To study the possible mechanism(s) for electromagnetic field-induced cognitive benefits, brain mitochondrial function was evaluated in aged transgenic mice and non-transgenic littermates following one month of daily electromagnetic field exposure.
The authors have recently reported that long-term exposure to radiofrequency electromagnetic fields not only prevents or reverses cognitive impairment in Alzheimer's transgenic mice, but also improves memory in normal mice (Arendash et al. 2010).
Mice (15 -17 months of age) were divided into the following four groups with a total of three to four mice per group: 1) transgenic mice + exposure, 2) transgenic control group, 3) non-transgenic mice + exposure, 4) non-transgenic control group.

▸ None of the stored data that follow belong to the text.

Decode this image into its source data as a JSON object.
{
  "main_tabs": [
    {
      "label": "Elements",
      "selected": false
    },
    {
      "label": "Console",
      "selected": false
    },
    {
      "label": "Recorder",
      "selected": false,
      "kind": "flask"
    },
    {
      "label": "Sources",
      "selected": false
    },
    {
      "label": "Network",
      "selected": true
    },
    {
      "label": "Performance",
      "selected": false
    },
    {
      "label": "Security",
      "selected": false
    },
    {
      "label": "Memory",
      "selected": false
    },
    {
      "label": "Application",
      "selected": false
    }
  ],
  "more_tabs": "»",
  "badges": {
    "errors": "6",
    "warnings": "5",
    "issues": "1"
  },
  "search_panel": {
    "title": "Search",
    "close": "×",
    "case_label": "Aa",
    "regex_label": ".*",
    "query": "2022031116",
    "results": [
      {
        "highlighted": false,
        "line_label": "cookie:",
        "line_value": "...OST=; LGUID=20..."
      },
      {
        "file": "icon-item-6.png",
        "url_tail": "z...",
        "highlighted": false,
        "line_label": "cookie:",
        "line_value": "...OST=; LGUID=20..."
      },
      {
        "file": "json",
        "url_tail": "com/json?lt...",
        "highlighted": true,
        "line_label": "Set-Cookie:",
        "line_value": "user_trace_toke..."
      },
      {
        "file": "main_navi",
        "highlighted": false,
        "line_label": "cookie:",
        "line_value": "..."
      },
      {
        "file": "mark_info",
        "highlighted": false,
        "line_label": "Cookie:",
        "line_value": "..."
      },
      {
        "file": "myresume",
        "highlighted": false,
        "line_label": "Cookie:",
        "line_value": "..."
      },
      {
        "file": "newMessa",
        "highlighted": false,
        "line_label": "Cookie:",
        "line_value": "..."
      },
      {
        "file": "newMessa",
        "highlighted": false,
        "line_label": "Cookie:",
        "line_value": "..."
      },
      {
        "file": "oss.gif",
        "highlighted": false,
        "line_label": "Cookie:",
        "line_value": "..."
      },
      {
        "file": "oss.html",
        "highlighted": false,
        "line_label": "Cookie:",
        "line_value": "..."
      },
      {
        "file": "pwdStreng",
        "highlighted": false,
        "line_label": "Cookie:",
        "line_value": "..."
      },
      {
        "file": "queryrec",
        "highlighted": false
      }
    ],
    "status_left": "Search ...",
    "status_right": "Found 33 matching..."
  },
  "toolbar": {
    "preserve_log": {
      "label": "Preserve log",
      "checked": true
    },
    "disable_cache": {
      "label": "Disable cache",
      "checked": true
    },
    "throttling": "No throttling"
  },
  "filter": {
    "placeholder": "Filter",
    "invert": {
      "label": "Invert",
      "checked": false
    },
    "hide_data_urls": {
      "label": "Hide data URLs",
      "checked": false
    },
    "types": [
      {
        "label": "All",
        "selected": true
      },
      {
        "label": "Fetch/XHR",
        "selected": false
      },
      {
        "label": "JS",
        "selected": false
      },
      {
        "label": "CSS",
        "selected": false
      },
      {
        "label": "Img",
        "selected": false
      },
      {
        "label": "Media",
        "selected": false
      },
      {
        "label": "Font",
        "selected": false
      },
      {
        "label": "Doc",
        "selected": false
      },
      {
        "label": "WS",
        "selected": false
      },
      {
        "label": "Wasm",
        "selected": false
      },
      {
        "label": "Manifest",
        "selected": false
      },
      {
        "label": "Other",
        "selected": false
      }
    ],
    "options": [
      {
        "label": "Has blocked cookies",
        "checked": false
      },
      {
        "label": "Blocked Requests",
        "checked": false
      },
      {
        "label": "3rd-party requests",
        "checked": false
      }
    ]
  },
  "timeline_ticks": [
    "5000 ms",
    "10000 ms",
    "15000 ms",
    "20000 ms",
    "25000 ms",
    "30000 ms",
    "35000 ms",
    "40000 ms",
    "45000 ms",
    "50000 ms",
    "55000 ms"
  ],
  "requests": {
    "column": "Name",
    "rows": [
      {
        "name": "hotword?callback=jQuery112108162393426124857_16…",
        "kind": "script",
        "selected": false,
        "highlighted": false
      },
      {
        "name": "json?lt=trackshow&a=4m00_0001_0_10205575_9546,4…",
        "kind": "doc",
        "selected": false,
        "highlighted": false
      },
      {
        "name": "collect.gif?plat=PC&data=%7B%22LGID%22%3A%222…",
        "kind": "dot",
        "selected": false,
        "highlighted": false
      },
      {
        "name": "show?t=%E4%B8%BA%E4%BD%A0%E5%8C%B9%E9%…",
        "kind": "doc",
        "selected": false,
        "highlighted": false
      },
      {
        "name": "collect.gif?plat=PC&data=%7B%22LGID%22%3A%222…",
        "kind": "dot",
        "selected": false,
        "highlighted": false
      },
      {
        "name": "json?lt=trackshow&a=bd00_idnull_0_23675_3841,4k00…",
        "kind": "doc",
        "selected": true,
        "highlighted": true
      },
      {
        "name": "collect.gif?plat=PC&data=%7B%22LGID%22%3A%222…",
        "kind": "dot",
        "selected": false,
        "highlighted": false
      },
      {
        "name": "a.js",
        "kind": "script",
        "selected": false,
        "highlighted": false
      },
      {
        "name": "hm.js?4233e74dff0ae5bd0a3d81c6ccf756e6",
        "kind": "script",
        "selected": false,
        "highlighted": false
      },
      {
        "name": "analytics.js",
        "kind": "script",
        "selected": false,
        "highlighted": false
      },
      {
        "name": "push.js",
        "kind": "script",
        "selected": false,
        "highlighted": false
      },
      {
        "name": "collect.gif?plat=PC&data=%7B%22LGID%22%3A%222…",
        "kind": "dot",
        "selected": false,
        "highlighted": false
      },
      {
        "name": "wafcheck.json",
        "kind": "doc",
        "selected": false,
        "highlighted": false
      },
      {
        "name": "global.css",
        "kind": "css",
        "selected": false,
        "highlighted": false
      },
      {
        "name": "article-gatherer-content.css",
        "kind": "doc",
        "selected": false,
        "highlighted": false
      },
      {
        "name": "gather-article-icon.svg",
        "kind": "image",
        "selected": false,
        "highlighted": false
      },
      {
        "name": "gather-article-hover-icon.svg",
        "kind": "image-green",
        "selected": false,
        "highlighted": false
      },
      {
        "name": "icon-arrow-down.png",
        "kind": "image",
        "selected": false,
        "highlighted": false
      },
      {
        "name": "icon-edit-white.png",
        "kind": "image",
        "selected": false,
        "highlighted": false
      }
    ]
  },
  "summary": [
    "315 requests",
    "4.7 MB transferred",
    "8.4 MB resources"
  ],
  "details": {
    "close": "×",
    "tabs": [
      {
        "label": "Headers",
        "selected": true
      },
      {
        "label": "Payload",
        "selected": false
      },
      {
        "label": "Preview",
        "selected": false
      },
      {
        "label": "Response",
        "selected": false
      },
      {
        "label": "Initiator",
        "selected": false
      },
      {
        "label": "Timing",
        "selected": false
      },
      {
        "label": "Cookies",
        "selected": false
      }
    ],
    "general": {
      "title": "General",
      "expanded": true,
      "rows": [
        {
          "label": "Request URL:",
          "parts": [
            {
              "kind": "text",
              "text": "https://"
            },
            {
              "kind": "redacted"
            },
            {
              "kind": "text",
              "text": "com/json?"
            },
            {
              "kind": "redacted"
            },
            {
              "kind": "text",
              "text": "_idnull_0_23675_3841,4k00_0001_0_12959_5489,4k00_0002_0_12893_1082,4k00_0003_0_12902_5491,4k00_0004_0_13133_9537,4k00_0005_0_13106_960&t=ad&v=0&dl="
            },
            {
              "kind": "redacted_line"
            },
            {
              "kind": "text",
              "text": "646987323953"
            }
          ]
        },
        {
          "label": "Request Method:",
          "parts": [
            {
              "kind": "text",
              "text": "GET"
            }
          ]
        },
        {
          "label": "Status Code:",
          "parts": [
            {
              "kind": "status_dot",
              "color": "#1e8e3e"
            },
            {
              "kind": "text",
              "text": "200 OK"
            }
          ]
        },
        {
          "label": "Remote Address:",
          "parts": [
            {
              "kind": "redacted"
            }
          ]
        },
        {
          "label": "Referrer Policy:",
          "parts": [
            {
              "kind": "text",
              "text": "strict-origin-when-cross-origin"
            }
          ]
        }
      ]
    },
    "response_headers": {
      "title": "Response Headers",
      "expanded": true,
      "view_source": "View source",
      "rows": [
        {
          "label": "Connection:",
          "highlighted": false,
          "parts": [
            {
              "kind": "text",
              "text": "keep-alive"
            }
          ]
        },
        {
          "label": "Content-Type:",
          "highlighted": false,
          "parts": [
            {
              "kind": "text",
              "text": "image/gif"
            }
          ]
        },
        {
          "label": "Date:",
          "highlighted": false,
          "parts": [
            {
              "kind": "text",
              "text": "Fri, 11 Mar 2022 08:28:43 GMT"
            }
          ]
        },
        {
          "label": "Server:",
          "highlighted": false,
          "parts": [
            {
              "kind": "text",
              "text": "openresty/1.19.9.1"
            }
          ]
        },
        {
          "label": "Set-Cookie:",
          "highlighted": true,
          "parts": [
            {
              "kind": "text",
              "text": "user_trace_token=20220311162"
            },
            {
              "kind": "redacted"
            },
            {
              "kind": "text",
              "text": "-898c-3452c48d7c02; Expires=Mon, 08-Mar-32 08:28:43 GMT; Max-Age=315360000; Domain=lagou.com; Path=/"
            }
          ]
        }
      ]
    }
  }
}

|Exposure duration||two times 1 h/day for 1 month (early morning and late afternoon)|
In transgenic mice, electromagnetic field exposure enhanced brain mitochondrial function by 50-150%, being greatest in cognitively-important brain areas (e.g. cerebral cortex and hippocampus). Electromagnetic field exposure also increased brain mitochondrial function in normal mice, although the enhancement was not as robust and less widespread compared to that of transgenic mice.
The exposure-induced enhancement of brain mitochondrial function in transgenic mice was accompanied by 5-10 fold increases in soluble amyloid beta protein 1-40 within the same mitochondrial preparations, which is apparently indicative of earlier findings that electromagnetic fields disaggregate toxic amyloid beta protein oligomers in brain tissue (Arendash et al. 2010).
Finally, the irradiation-induced mitochondrial enhancement in both transgenic and normal mice occurred through non-thermal effects because brain temperatures were either stable or decreased during/after electromagnetic field exposure.
These findings collectively suggest that brain mitochondrial enhancement may be a primary mechanism through which electromagnetic field exposure provides cognitive benefit to both transgenic and normal mice. Especially in the context that mitochondrial dysfunction is an early and prominent characteristic of Alzheimer's disease pathogenesis, electromagnetic field treatment could have profound value in the disease's prevention and treatment through intervention at the mitochondrial level.